Dementieva and Henin-Hardenne on the couch

The clay court season has started. The men played on red clay last week in Monte Carlo. Rafael Nadal won the event after yet another five set match. Unfortunately, The Tennis Channel does not come to my neighborhood yet. I have no such excuse for the Nasdaq final between Federer and Nadal – my DVR couldn’t handle the time change. I did manage to get a copy though. Coming soon.

Justine Henin-Hardenne and Elena Dementieva played the final on green clay at the Family Circle Cup. I’ve never seen this before. In between points each woman rested on a couch that looked like it had been borrowed from the front parlor room of an old Victorian mansion from nearby Charleston.

Henin-Hardenne is nothing if not competitive. It must have pissed her off to see her countrywoman Kim Clijsters win two big tournaments in a row: the Pac Life and Nasdaq 100. Let’s see if she can keep up.

Dementieva and Henin-Hardenne are even through the first six games, each with a break and one double fault. Dementieva breaks in the eighth game to go up 5-3. This is only Hardenne’s second tournament back after missing most of last year with injury and illness. Her magnificent backhand is working well but here forehand is still undependable.

Henin-Hardenne is one of the top servers on the tour. In the fourth game she unloads one at 117mph, only 10mph off the WTA record, and her first serve percentage is 65%. She has a good second serve yet she’s winning only 15% of second serve points. What’s going on here?

Dementieva’s serve is an adventure unlike anything you see except, maybe, at one of my matches. Given this serve and the fact that she doesn’t often come to the net, Dementieva must have game somewhere. She’s the number two seed here, ranks fifth in the world, she’s won four tour events and played in two slam finals and yet she had 17, yes 17, double faults in her quarterfinal win against Katarina Srebotnik. She has consistent, deep ground shots, a good inside out forehand and backhand and superior anticipation. She’s well on her way to the ball when many other plays would just be starting.

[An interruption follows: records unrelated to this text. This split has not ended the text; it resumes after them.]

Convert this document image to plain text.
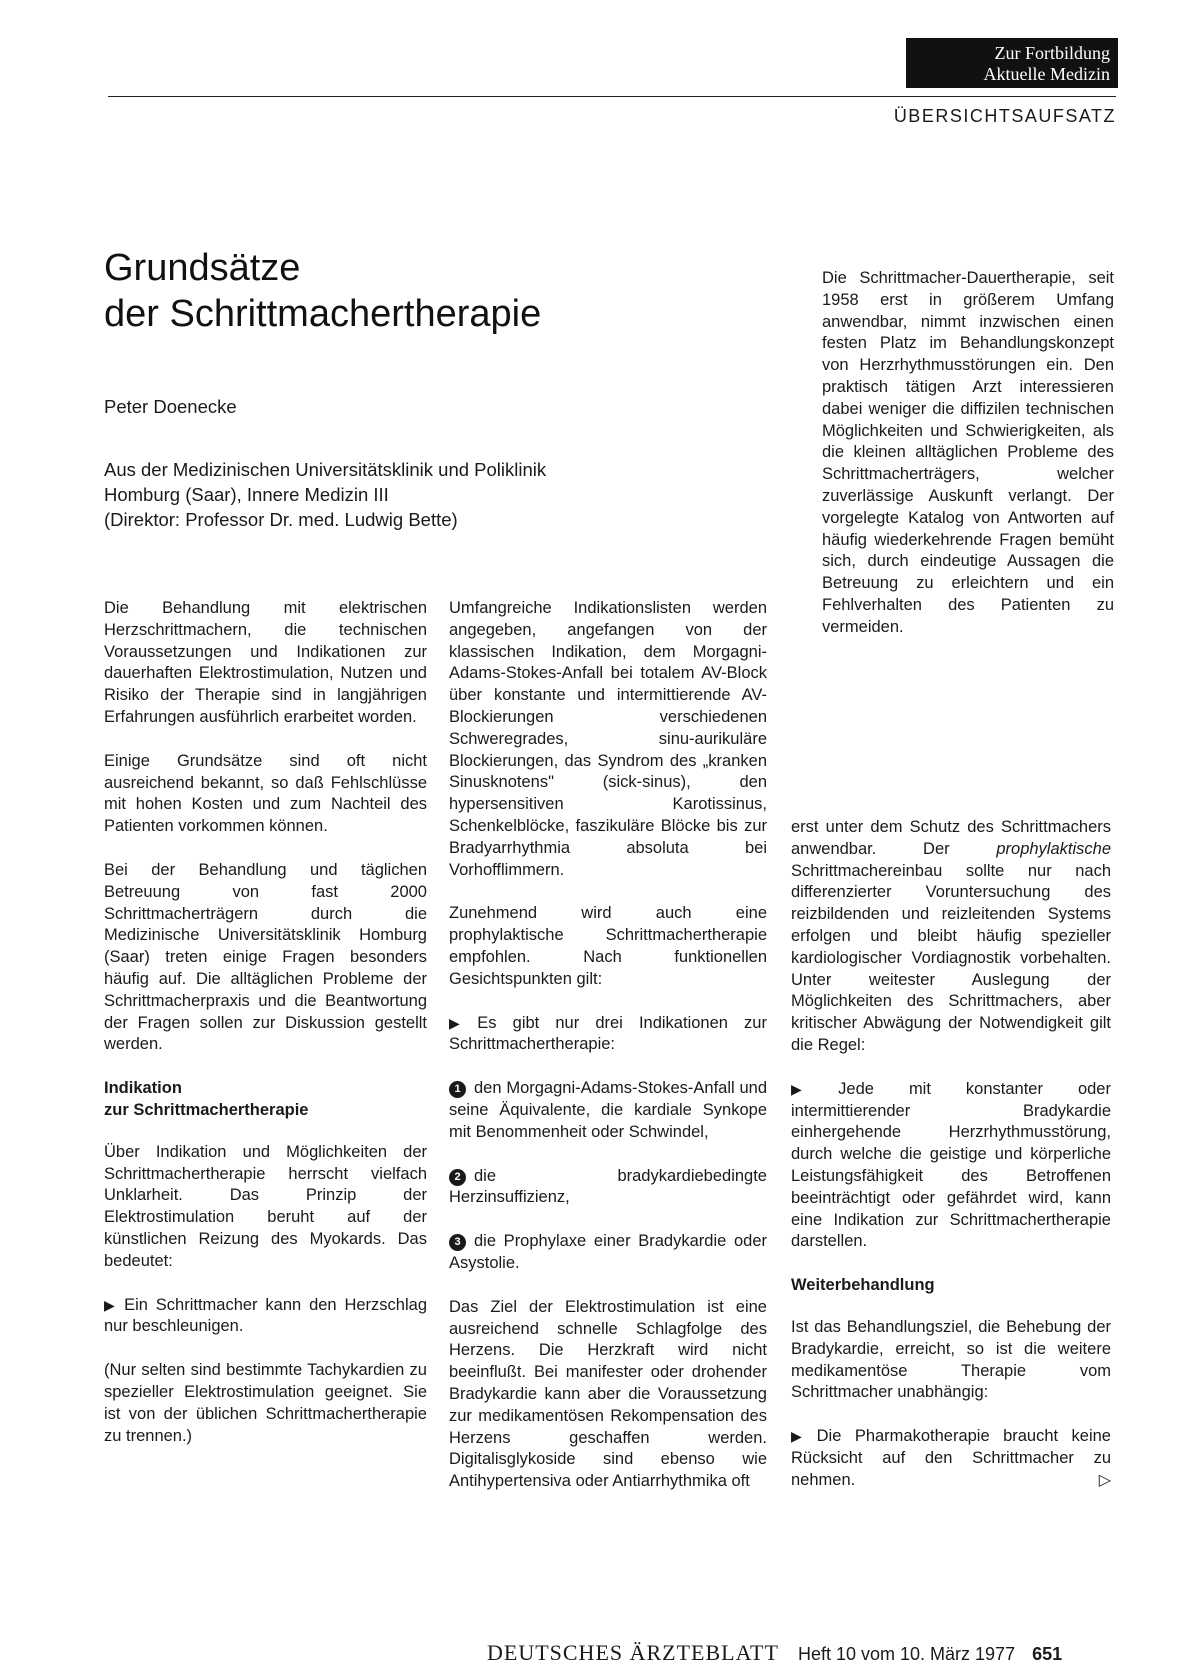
Zur Fortbildung
Aktuelle Medizin
ÜBERSICHTSAUFSATZ
Grundsätze
der Schrittmachertherapie
Peter Doenecke
Aus der Medizinischen Universitätsklinik und Poliklinik
Homburg (Saar), Innere Medizin III
(Direktor: Professor Dr. med. Ludwig Bette)

Die Schrittmacher-Dauertherapie, seit 1958 erst in größerem Umfang anwendbar, nimmt inzwischen einen festen Platz im Behandlungskonzept von Herzrhythmusstörungen ein. Den praktisch tätigen Arzt interessieren dabei weniger die diffizilen technischen Möglichkeiten und Schwierigkeiten, als die kleinen alltäglichen Probleme des Schrittmacherträgers, welcher zuverlässige Auskunft verlangt. Der vorgelegte Katalog von Antworten auf häufig wiederkehrende Fragen bemüht sich, durch eindeutige Aussagen die Betreuung zu erleichtern und ein Fehlverhalten des Patienten zu vermeiden.

Die Behandlung mit elektrischen Herzschrittmachern, die technischen Voraussetzungen und Indikationen zur dauerhaften Elektrostimulation, Nutzen und Risiko der Therapie sind in langjährigen Erfahrungen ausführlich erarbeitet worden.

Einige Grundsätze sind oft nicht ausreichend bekannt, so daß Fehlschlüsse mit hohen Kosten und zum Nachteil des Patienten vorkommen können.

Bei der Behandlung und täglichen Betreuung von fast 2000 Schrittmacherträgern durch die Medizinische Universitätsklinik Homburg (Saar) treten einige Fragen besonders häufig auf. Die alltäglichen Probleme der Schrittmacherpraxis und die Beantwortung der Fragen sollen zur Diskussion gestellt werden.

Indikation
zur Schrittmachertherapie

Über Indikation und Möglichkeiten der Schrittmachertherapie herrscht vielfach Unklarheit. Das Prinzip der Elektrostimulation beruht auf der künstlichen Reizung des Myokards. Das bedeutet:

▶ Ein Schrittmacher kann den Herzschlag nur beschleunigen.

(Nur selten sind bestimmte Tachykardien zu spezieller Elektrostimulation geeignet. Sie ist von der üblichen Schrittmachertherapie zu trennen.)

Umfangreiche Indikationslisten werden angegeben, angefangen von der klassischen Indikation, dem Morgagni-Adams-Stokes-Anfall bei totalem AV-Block über konstante und intermittierende AV-Blockierungen verschiedenen Schweregrades, sinu-aurikuläre Blockierungen, das Syndrom des „kranken Sinusknotens" (sick-sinus), den hypersensitiven Karotissinus, Schenkelblöcke, faszikuläre Blöcke bis zur Bradyarrhythmia absoluta bei Vorhofflimmern.

Zunehmend wird auch eine prophylaktische Schrittmachertherapie empfohlen. Nach funktionellen Gesichtspunkten gilt:

▶ Es gibt nur drei Indikationen zur Schrittmachertherapie:

1 den Morgagni-Adams-Stokes-Anfall und seine Äquivalente, die kardiale Synkope mit Benommenheit oder Schwindel,

2 die bradykardiebedingte Herzinsuffizienz,

3 die Prophylaxe einer Bradykardie oder Asystolie.

Das Ziel der Elektrostimulation ist eine ausreichend schnelle Schlagfolge des Herzens. Die Herzkraft wird nicht beeinflußt. Bei manifester oder drohender Bradykardie kann aber die Voraussetzung zur medikamentösen Rekompensation des Herzens geschaffen werden. Digitalisglykoside sind ebenso wie Antihypertensiva oder Antiarrhythmika oft

erst unter dem Schutz des Schrittmachers anwendbar. Der prophylaktische Schrittmachereinbau sollte nur nach differenzierter Voruntersuchung des reizbildenden und reizleitenden Systems erfolgen und bleibt häufig spezieller kardiologischer Vordiagnostik vorbehalten. Unter weitester Auslegung der Möglichkeiten des Schrittmachers, aber kritischer Abwägung der Notwendigkeit gilt die Regel:

▶ Jede mit konstanter oder intermittierender Bradykardie einhergehende Herzrhythmusstörung, durch welche die geistige und körperliche Leistungsfähigkeit des Betroffenen beeinträchtigt oder gefährdet wird, kann eine Indikation zur Schrittmachertherapie darstellen.

Weiterbehandlung

Ist das Behandlungsziel, die Behebung der Bradykardie, erreicht, so ist die weitere medikamentöse Therapie vom Schrittmacher unabhängig:

▶ Die Pharmakotherapie braucht keine Rücksicht auf den Schrittmacher zu nehmen.	▷

DEUTSCHES ÄRZTEBLATT Heft 10 vom 10. März 1977 651
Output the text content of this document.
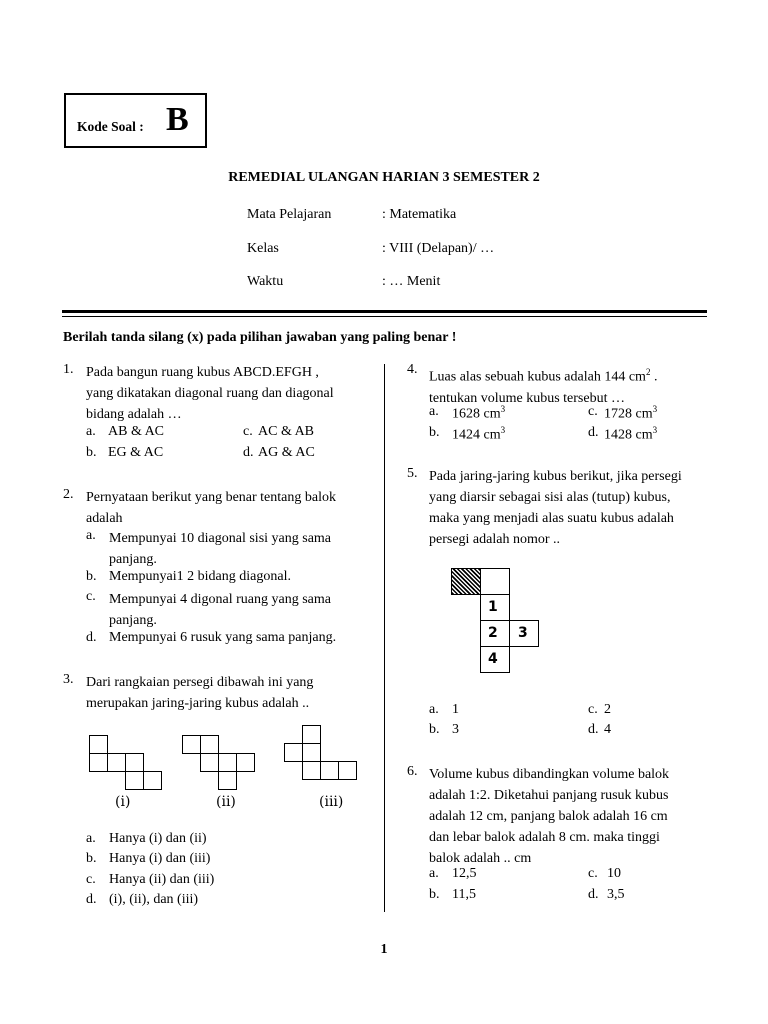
Kode Soal : B
REMEDIAL ULANGAN HARIAN 3 SEMESTER 2
Mata Pelajaran	: Matematika
Kelas	: VIII (Delapan)/ …
Waktu	: … Menit
Berilah tanda silang (x) pada pilihan jawaban yang paling benar !
1. Pada bangun ruang kubus ABCD.EFGH ,
yang dikatakan diagonal ruang dan diagonal
bidang adalah …
a. AB & AC	c. AC & AB
b. EG & AC	d. AG & AC
2. Pernyataan berikut yang benar tentang balok
adalah
a. Mempunyai 10 diagonal sisi yang sama
panjang.
b. Mempunyai1 2 bidang diagonal.
c. Mempunyai 4 digonal ruang yang sama
panjang.
d. Mempunyai 6 rusuk yang sama panjang.
3. Dari rangkaian persegi dibawah ini yang
merupakan jaring-jaring kubus adalah ..
(i)	(ii)	(iii)
a. Hanya (i) dan (ii)
b. Hanya (i) dan (iii)
c. Hanya (ii) dan (iii)
d. (i), (ii), dan (iii)
4.
Luas alas sebuah kubus adalah 144 $cm^2$ .
tentukan volume kubus tersebut …
a. 1628 $cm^3$	c. 1728 $cm^3$
b. 1424 $cm^3$	d. 1428 $cm^3$
5. Pada jaring-jaring kubus berikut, jika persegi
yang diarsir sebagai sisi alas (tutup) kubus,
maka yang menjadi alas suatu kubus adalah
persegi adalah nomor ..
1
2 3
4
a. 1	c. 2
b. 3	d. 4
6. Volume kubus dibandingkan volume balok
adalah 1:2. Diketahui panjang rusuk kubus
adalah 12 cm, panjang balok adalah 16 cm
dan lebar balok adalah 8 cm. maka tinggi
balok adalah .. cm
a. 12,5	c. 10
b. 11,5	d. 3,5
1
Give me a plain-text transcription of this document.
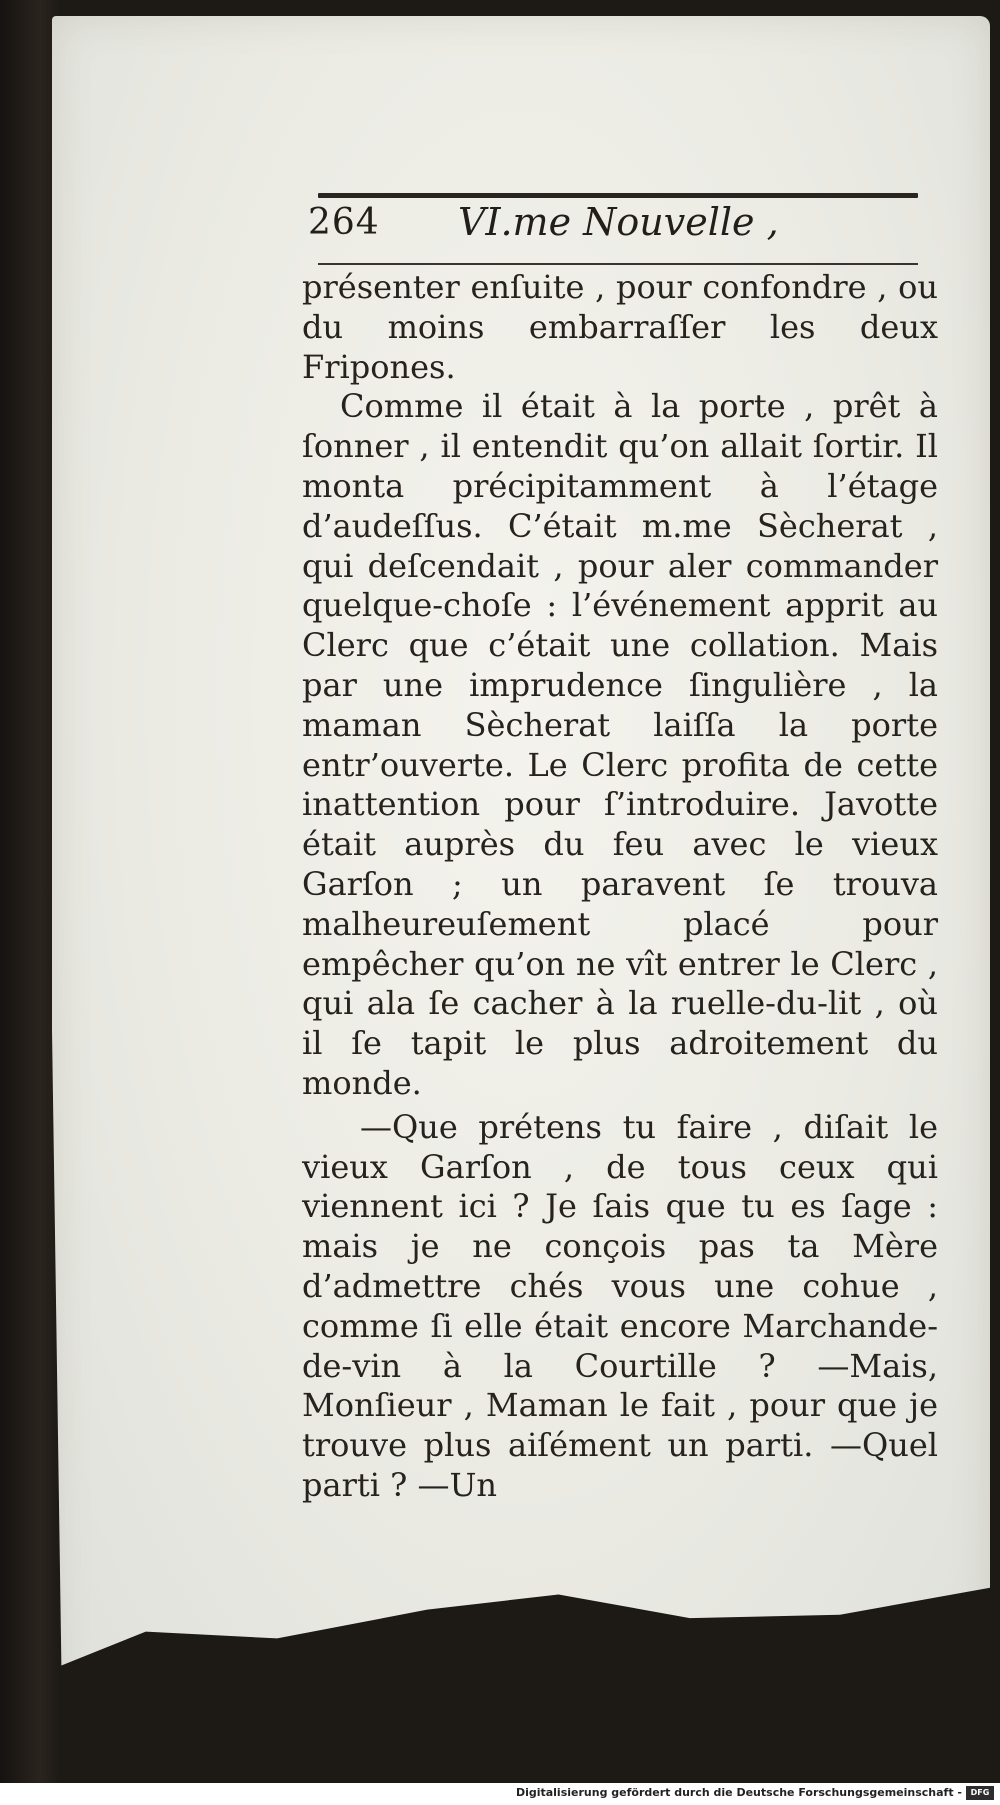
264 VI.me Nouvelle ,

présenter enſuite , pour confondre , ou du moins embarraſſer les deux Fripones.

Comme il était à la porte , prêt à ſonner , il entendit qu’on allait ſortir. Il monta précipitamment à l’étage d’audeſſus. C’était m.me Sècherat , qui deſcendait , pour aler commander quelque-choſe : l’événement apprit au Clerc que c’était une collation. Mais par une imprudence ſingulière , la maman Sècherat laiſſa la porte entr’ouverte. Le Clerc profita de cette inattention pour ſ’introduire. Javotte était auprès du feu avec le vieux Garſon ; un paravent ſe trouva malheureuſement placé pour empêcher qu’on ne vît entrer le Clerc , qui ala ſe cacher à la ruelle-du-lit , où il ſe tapit le plus adroitement du monde.

—Que prétens tu faire , diſait le vieux Garſon , de tous ceux qui viennent ici ? Je ſais que tu es ſage : mais je ne conçois pas ta Mère d’admettre chés vous une cohue , comme ſi elle était encore Marchande-de-vin à la Courtille ? —Mais, Monſieur , Maman le fait , pour que je trouve plus aiſément un parti. —Quel parti ? —Un

Digitalisierung gefördert durch die Deutsche Forschungsgemeinschaft -	DFG
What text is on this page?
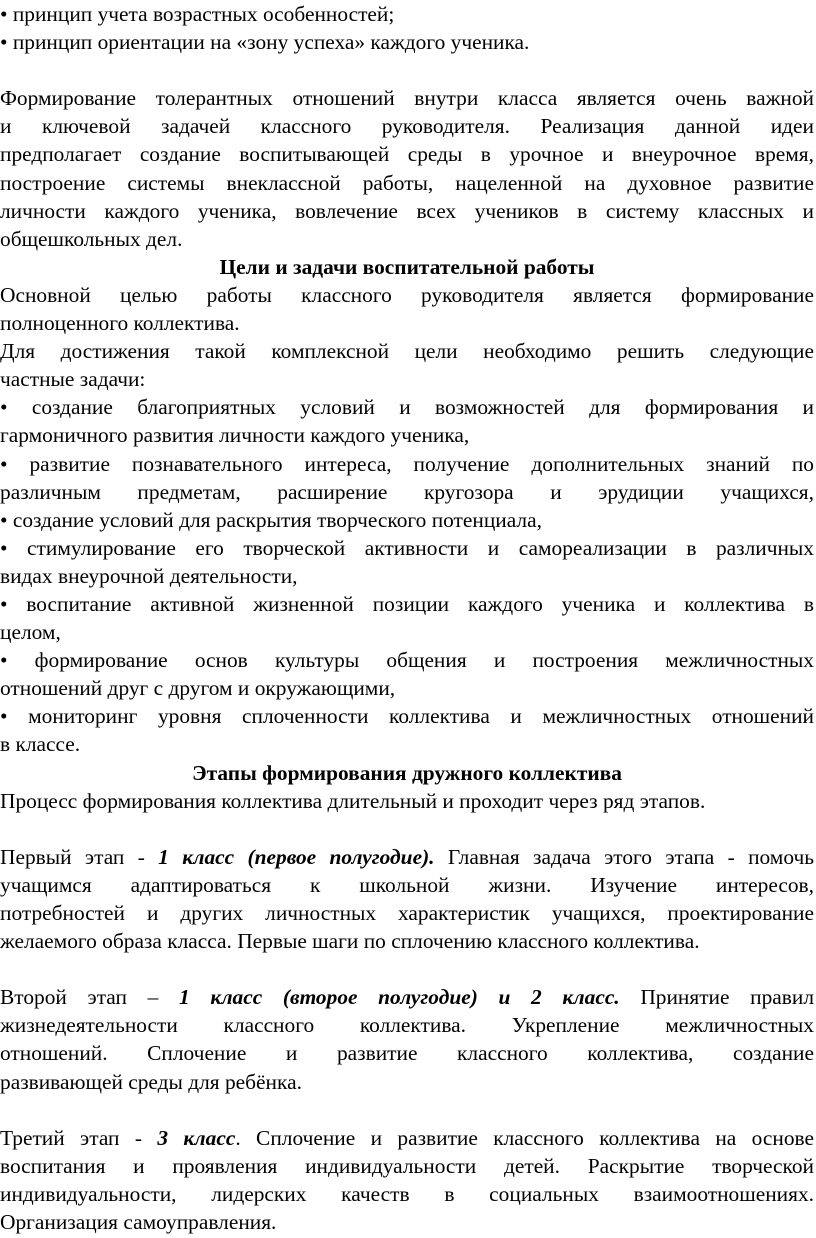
• принцип учета возрастных особенностей;
• принцип ориентации на «зону успеха» каждого ученика.
Формирование толерантных отношений внутри класса является очень важной
и ключевой задачей классного руководителя. Реализация данной идеи
предполагает создание воспитывающей среды в урочное и внеурочное время,
построение системы внеклассной работы, нацеленной на духовное развитие
личности каждого ученика, вовлечение всех учеников в систему классных и
общешкольных дел.
Цели и задачи воспитательной работы
Основной целью работы классного руководителя является формирование
полноценного коллектива.
Для достижения такой комплексной цели необходимо решить следующие
частные задачи:
• создание благоприятных условий и возможностей для формирования и
гармоничного развития личности каждого ученика,
• развитие познавательного интереса, получение дополнительных знаний по
различным предметам, расширение кругозора и эрудиции учащихся,
• создание условий для раскрытия творческого потенциала,
• стимулирование его творческой активности и самореализации в различных
видах внеурочной деятельности,
• воспитание активной жизненной позиции каждого ученика и коллектива в
целом,
• формирование основ культуры общения и построения межличностных
отношений друг с другом и окружающими,
• мониторинг уровня сплоченности коллектива и межличностных отношений
в классе.
Этапы формирования дружного коллектива
Процесс формирования коллектива длительный и проходит через ряд этапов.
Первый этап - 1 класс (первое полугодие). Главная задача этого этапа - помочь
учащимся адаптироваться к школьной жизни. Изучение интересов,
потребностей и других личностных характеристик учащихся, проектирование
желаемого образа класса. Первые шаги по сплочению классного коллектива.
Второй этап – 1 класс (второе полугодие) и 2 класс. Принятие правил
жизнедеятельности классного коллектива. Укрепление межличностных
отношений. Сплочение и развитие классного коллектива, создание
развивающей среды для ребёнка.
Третий этап - 3 класс. Сплочение и развитие классного коллектива на основе
воспитания и проявления индивидуальности детей. Раскрытие творческой
индивидуальности, лидерских качеств в социальных взаимоотношениях.
Организация самоуправления.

And she returns serve exceptionally well. Thus explaning Hardenne’s second serve winning percentage.

In the ninth game, Henin-Hardenne starts taking chances with her groundstrokes, comes to the net more and wins the last four games to win the set 7-5. This elicits squeals number 3, 4, 5 and 6 from Dementieva, she’s a squealer, one after a net chord, another after a backhand error and the last two as she realizes that Henin-Hardenne is taking the game to her and she’s not responding.

In each of Dementieva’s first two service games in the second set, she double faults twice. There are five breaks in the first six games and Henin-Hardenne is up 4-2. Both players are playing uninspired tennis.

This is the time when I remember why I prefer hard court tennis. Long rallies of high looping balls on green clay, or worse, red clay, can be uninteresting. The long rallies may be tiring Henin-Hardenne; she’s already played two three setters to get here. Her illness last year was exhaustion and she is surely telling herself that Dementieva might have the advantage in a third set. She attacks even more and makes errors as Dementieva climbs back to 4-4.

She wore herself out. She came back for the Olympics and, typically, won the gold medal then fell to exhaustion again. It will be interesting to see if her body can keep up with her will.

Henin-Hardenne is a champion for a reason. She’s fearless. She goes for a huge backhand down the line to get a break point in the ninth game, breaks on the next point and regains momentum. Serving for the set and match, she smacks every first serve as hard as she can to try to end the match here and now. She gets few of those serves in but she does get one ace and hits three other winners. After a few “allez!”s from the Belgian, eight squeals and some muttering in Russian from Dementieva, Henin-Hardenne has her first title of the year, 7-5, 6-4.

Now let’s go back to that couch.

Some players are talented but mercurial, Safin for instance. Others physically impose their game on their opponent. Henin-Hardenne is one of those players who wills herself to excellence. But you can push yourself too hard. I am just a lowly recreational player and even I set goals that are too high and exhaust myself trying to reach them. That may be hard to say about someone who has won three grand slams but I think it might explain part of the illness that kept her at home most of last year. She wore herself out. She came back for the Olympics and, typically, won the gold medal then fell to exhaustion again. It will be interesting to see if her body can keep up with her will.

Dementieva seems to enjoy putting herself in a difficult position then finding her way out of it. She’s an interesting mixture because she’s known as a tenacious fighter and yet her double faults increase tellingly when she’s under pressure. She may be number five in the rankings but the only person in the top ten with fewer tour wins is number ten, Vera Zvonareva, and she’s been on the tour two years less. Dementieva has yet to win a tier 1 level tournament.

Clearly a better serve would improve her game. It would relieve her of putting so much pressure on the rest of her game to make up for the double faults and wonky serves. More importantly, the mental strength she’d gain from being able to serve consistently might make her feel more comfortable as a front runner.